It's now been 10 years since the Ballina State Emergency Service unit began lobbying for a new headquarters to replace the current one (pictured).
It's now been 10 years since the Ballina State Emergency Service unit began lobbying for a new headquarters to replace the current one (pictured). Graham Broadhead

‘The roof leaks like a sieve’: SES in dire need of new home

UPDATE, 11.22am: THE community turns to them in times of disaster.

But in a serious storm, Ballina's State Emergency Service base could be the first building to go, the mayor has said.

Councillors have voted unanimously to reaffirm efforts to secure funding for a new home for the SES in the town.

Ballina SES unit commander Gerry Burnage fronted this morning's council meeting and urged councillors to support a notice of motion, put forward by Cr Sharon Cadwallader.

"We've been trying for about 10 years to upgrade our facilities in the Ballina Shire," Mr Burnage said.

"We have a serious problem with our facilities.

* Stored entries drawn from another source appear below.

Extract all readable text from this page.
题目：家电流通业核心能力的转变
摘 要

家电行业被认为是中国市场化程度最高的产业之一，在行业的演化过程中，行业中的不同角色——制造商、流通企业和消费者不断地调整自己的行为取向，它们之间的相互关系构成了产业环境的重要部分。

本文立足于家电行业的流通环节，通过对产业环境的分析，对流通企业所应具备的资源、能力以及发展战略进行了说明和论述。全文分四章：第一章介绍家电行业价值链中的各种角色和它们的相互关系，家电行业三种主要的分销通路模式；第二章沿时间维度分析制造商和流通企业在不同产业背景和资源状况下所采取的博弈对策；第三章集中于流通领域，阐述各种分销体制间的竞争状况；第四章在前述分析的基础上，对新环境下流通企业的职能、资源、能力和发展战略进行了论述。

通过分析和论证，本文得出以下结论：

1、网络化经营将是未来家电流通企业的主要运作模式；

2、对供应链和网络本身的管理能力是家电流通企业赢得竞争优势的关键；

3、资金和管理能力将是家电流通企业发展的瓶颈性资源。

"They're not purpose-built."

Mr Burnage said they'd been dealing with a leaky roof, just two toilets for some 90 members and no decent training area.

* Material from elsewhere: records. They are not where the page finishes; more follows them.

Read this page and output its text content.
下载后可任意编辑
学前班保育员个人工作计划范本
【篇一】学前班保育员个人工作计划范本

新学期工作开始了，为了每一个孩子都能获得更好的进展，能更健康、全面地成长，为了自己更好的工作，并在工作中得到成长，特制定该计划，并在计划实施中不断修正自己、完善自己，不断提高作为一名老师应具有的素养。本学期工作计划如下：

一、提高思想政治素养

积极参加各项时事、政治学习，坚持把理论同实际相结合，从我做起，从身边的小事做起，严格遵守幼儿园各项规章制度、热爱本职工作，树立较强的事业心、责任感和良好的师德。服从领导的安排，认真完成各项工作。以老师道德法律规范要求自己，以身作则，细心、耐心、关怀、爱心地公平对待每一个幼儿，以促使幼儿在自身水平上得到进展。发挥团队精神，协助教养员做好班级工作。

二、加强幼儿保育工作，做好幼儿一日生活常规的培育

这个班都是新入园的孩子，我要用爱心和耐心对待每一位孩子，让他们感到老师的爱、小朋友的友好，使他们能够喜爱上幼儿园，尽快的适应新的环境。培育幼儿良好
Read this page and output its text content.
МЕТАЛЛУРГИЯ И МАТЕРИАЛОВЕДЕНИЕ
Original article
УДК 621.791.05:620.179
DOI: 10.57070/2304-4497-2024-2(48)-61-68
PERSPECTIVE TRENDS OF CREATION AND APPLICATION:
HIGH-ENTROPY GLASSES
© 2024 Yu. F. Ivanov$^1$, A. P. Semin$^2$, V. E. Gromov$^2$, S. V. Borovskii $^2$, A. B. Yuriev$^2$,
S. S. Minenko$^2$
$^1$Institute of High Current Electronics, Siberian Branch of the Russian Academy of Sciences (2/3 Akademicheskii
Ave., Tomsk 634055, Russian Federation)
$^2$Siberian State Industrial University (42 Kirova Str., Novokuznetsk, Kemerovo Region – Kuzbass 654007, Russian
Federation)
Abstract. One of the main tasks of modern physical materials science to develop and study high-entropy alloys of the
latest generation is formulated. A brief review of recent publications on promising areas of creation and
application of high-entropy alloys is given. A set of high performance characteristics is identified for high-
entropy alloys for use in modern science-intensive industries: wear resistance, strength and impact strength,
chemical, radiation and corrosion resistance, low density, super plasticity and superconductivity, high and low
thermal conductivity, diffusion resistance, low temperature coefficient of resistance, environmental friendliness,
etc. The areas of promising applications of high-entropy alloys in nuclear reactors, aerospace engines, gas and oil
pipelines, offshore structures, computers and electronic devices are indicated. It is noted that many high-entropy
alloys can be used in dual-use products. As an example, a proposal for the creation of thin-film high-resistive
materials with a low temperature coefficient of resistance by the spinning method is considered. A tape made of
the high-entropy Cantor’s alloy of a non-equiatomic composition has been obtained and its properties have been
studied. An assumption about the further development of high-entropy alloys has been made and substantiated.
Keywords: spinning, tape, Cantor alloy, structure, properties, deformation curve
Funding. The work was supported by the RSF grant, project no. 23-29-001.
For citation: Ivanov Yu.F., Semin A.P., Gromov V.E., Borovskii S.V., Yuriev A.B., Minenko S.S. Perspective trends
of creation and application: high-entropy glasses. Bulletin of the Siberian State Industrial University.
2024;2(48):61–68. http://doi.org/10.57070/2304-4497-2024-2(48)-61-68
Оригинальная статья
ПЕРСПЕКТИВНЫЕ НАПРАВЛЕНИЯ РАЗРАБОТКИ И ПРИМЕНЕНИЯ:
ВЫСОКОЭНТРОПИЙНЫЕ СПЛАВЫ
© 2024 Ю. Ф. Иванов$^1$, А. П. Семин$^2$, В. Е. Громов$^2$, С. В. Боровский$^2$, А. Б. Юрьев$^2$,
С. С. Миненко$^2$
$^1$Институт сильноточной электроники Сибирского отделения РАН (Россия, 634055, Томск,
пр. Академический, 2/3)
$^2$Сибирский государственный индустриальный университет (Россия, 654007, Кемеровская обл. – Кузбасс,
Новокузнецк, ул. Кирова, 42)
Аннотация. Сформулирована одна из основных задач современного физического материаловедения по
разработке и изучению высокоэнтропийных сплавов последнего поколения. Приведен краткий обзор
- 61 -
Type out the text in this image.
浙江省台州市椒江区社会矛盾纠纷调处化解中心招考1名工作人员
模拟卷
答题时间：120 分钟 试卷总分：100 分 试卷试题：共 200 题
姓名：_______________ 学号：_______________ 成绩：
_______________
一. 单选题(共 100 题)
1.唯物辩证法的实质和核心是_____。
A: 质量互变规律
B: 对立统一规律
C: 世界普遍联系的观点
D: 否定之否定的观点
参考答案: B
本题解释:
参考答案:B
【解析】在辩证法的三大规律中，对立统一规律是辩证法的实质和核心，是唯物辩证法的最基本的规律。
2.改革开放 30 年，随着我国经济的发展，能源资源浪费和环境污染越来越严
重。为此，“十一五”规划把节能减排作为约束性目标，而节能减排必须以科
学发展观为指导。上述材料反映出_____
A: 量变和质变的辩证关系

"About three to four years ago we even had to tarp our own roof," he said.

"We really need to push the issue."

Cr Cadwallader said funding a new home for the SES was "a matter of urgency".

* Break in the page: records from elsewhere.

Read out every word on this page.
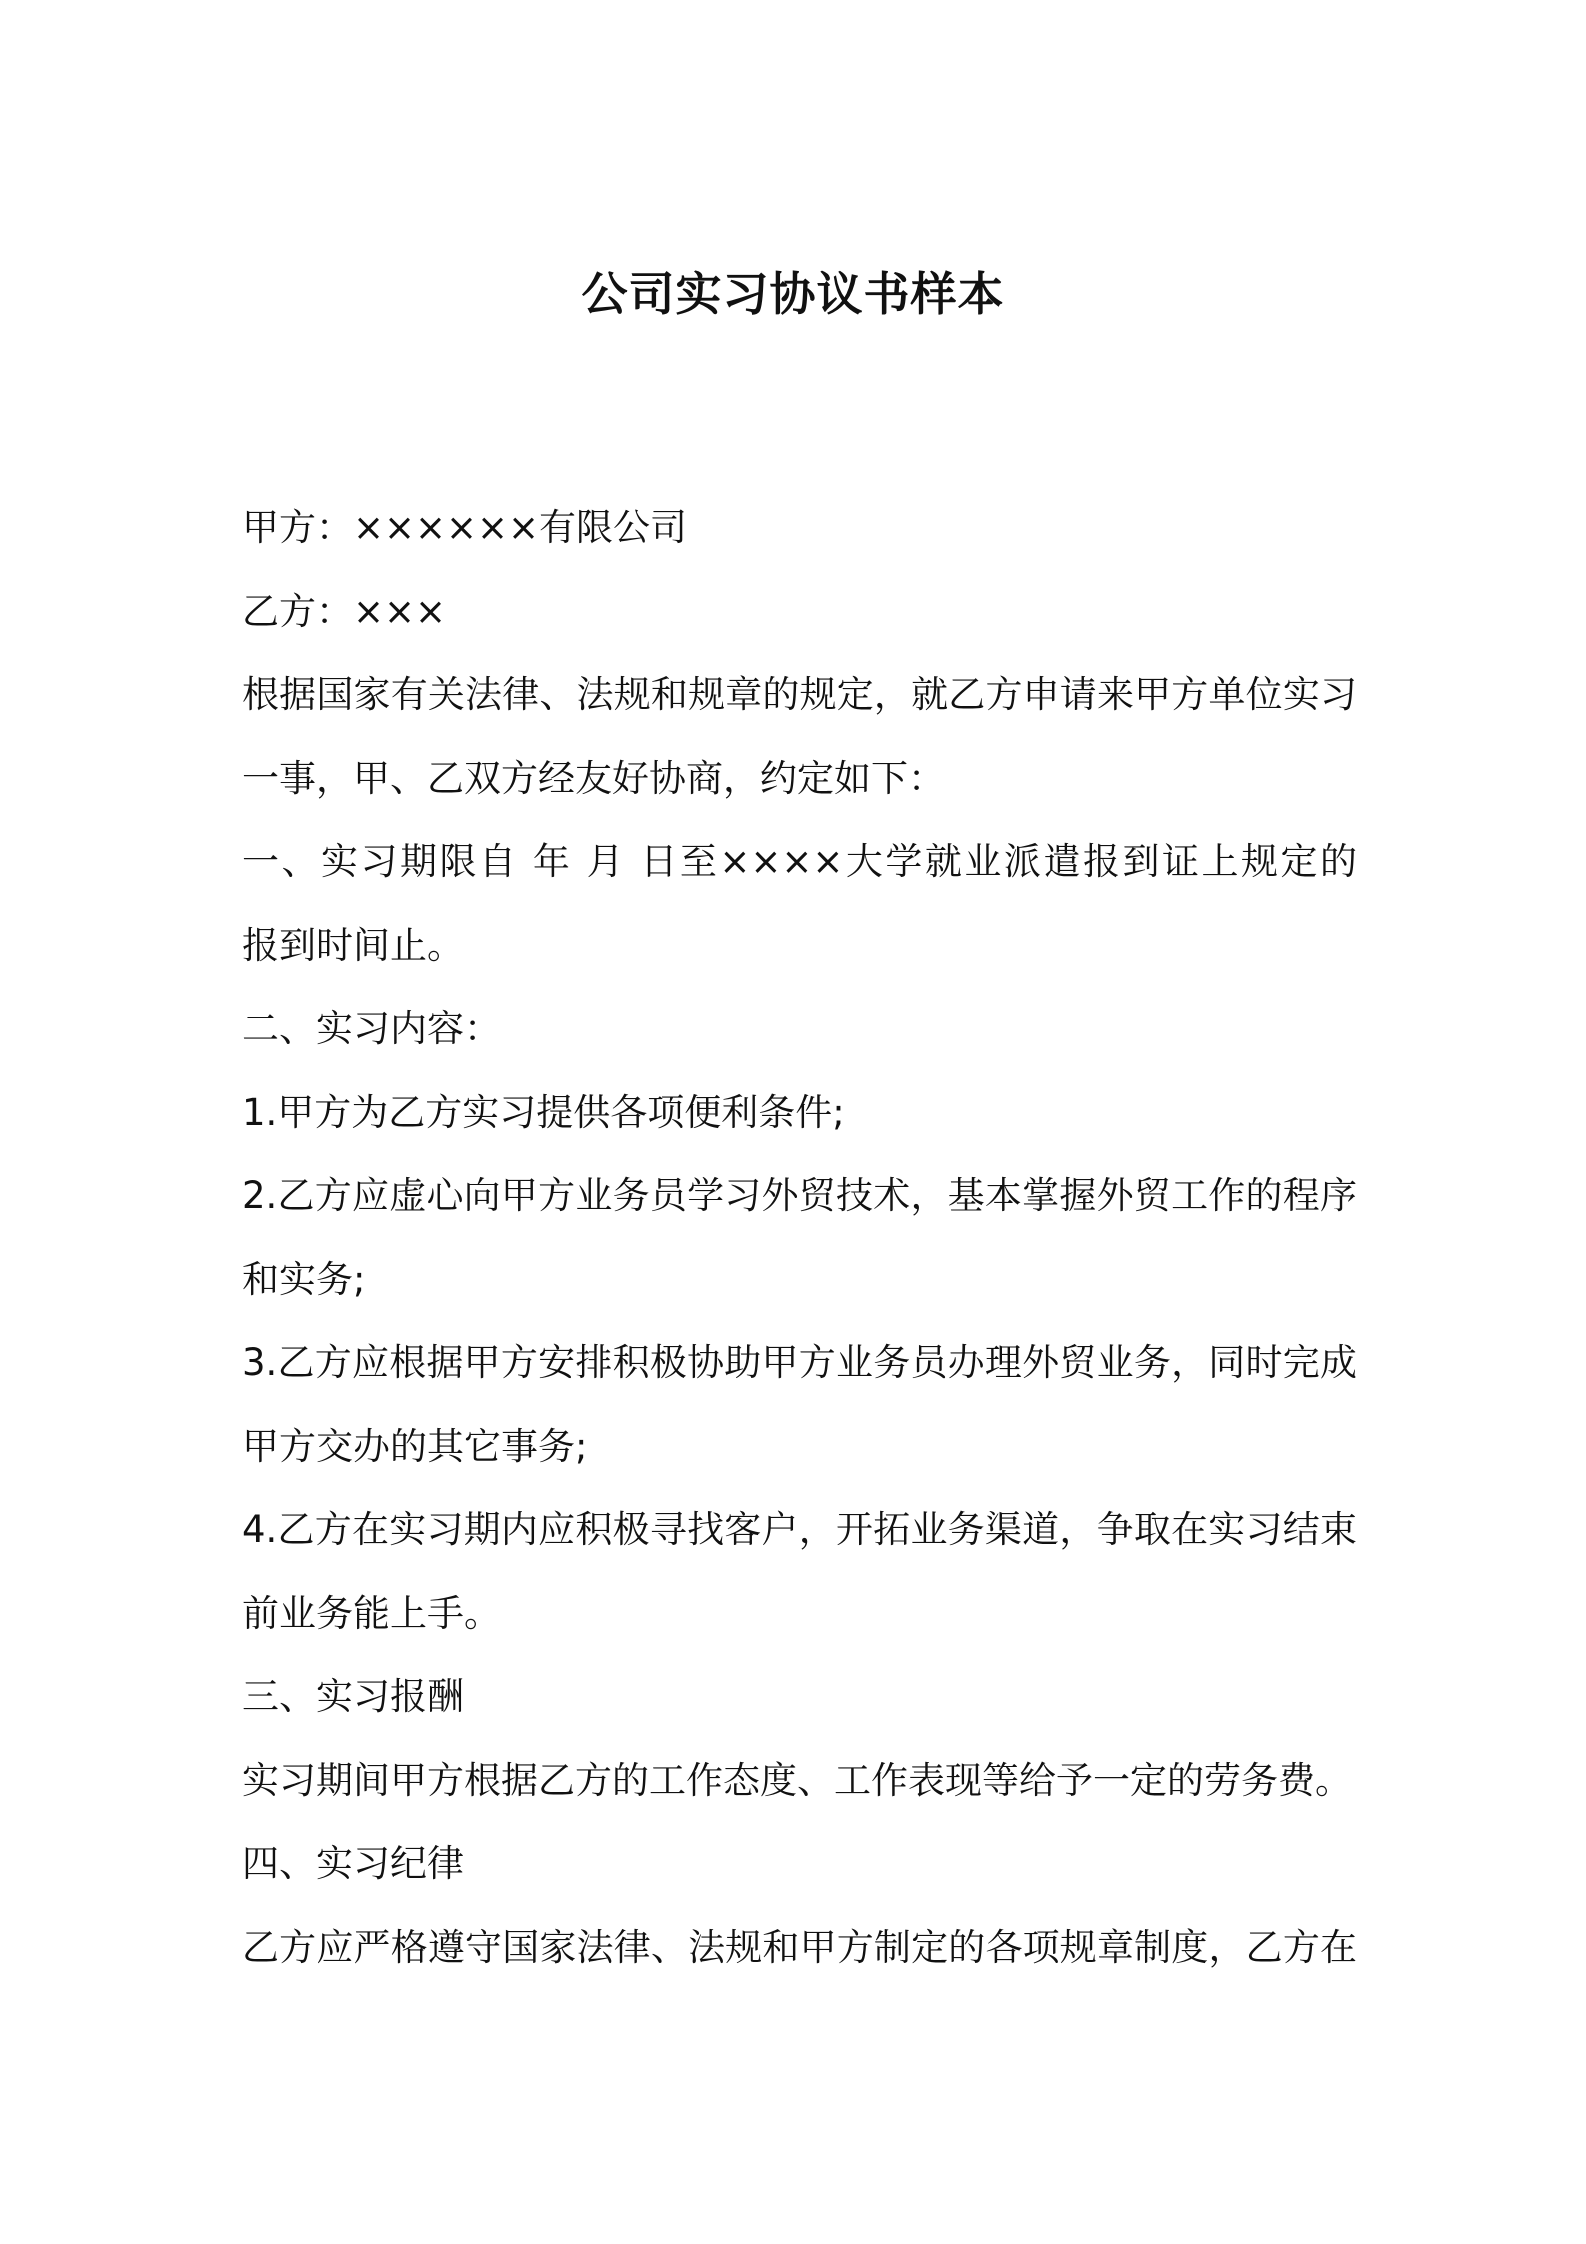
公司实习协议书样本
甲方：××××××有限公司
乙方：×××
根据国家有关法律、法规和规章的规定，就乙方申请来甲方单位实习
一事，甲、乙双方经友好协商，约定如下：
一、实习期限自 年 月 日至××××大学就业派遣报到证上规定的
报到时间止。
二、实习内容：
1.甲方为乙方实习提供各项便利条件;
2.乙方应虚心向甲方业务员学习外贸技术，基本掌握外贸工作的程序
和实务;
3.乙方应根据甲方安排积极协助甲方业务员办理外贸业务，同时完成
甲方交办的其它事务;
4.乙方在实习期内应积极寻找客户，开拓业务渠道，争取在实习结束
前业务能上手。
三、实习报酬
实习期间甲方根据乙方的工作态度、工作表现等给予一定的劳务费。
四、实习纪律
乙方应严格遵守国家法律、法规和甲方制定的各项规章制度，乙方在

"That 34-year-old cottage that came from Shaws Bay, that council's continually going out doing repairs for… how can they possibility operate in a space like they do?" she said.

"The roof leaks live a sieve," she said.

"We've got to work extremely hard to make this happen sooner rather than later.

"It's so badly needed."

The council's general manager Paul Hickey said $200,000 had already been committed from the State Government for "pre-planning" works.

Mr Hickey said councillors would receive a briefing on possible sites for the new SES centre next week.

He said they could then "formalise the options for council".

Mr Burnage had estimated $3 to 4 million would be needed for the new facility.

Cr Keith Williams said for "such an important response agency", their current base was "one of the worst facilities you could imagine".

Cr Jeff Johnson agreed the matter was "quite urgent" but noted the council had already been lobbying hard for funding.

"Let's see if we can get funding sooner rather than later," he said.

Cr Eoin Johnston said the volunteer group's current conditions were "a blight on the community."

After two amendments, all councillors agreed to further lobby the state and federal governments and to receive a report on the nature of the future SES facility, site options, design plans and estimated costings.


Original story: BALLINA'S SES has welcomed a push for the council to increase efforts to find funding for a new base.

Ballina Shire Councillor Sharon Cadwallader has lodged a notice of motion before tomorrow's meeting that the council further engage with state and federal representatives to make construction of a new SES base in Ballina possible.

Ballina's State Emergency Service unit commander, Gerry Burnage, said he was hopeful the motion would receive support.

He said they'd been pushing to replace the current hub on Angels Beach Drive for about a decade.

"It's such a growing shire and it's not purpose built ... it's so outgrown," Mr Burnage said.

"We haven't got training facilities, we haven't got proper facilities for members, or even to house our machinery properly.

"As the shire grows we will require more vehicles and we've got nowhere to put them."

He said there were some alternate sites on their radar, but stressed a new base would need to be central to Ballina.

Their current building has a leaking roof which Mr Burnage said was too loud when it rained. He said the space was sweltering in the summer and "very cold" during winter.

It's also too constricted to properly house their training, he said.

Cr Cadwallader said she was concerned the SES resources in the region were "stretched to their armpits".

"We don't know when the services of the SES will be brought into the spotlight, in a natural disaster," she said.

"We don't know when the pressures are really going to be put on. It's an unknown.

"We don't know when that need's going to arrive."

She said their current base was "inadequate".

"It's just really really substandard," she said.

"We need a proper amount of money to get this to happen.

"You can only have so many sausage sizzles."

Councillors will consider the matter before their ordinary meeting tomorrow.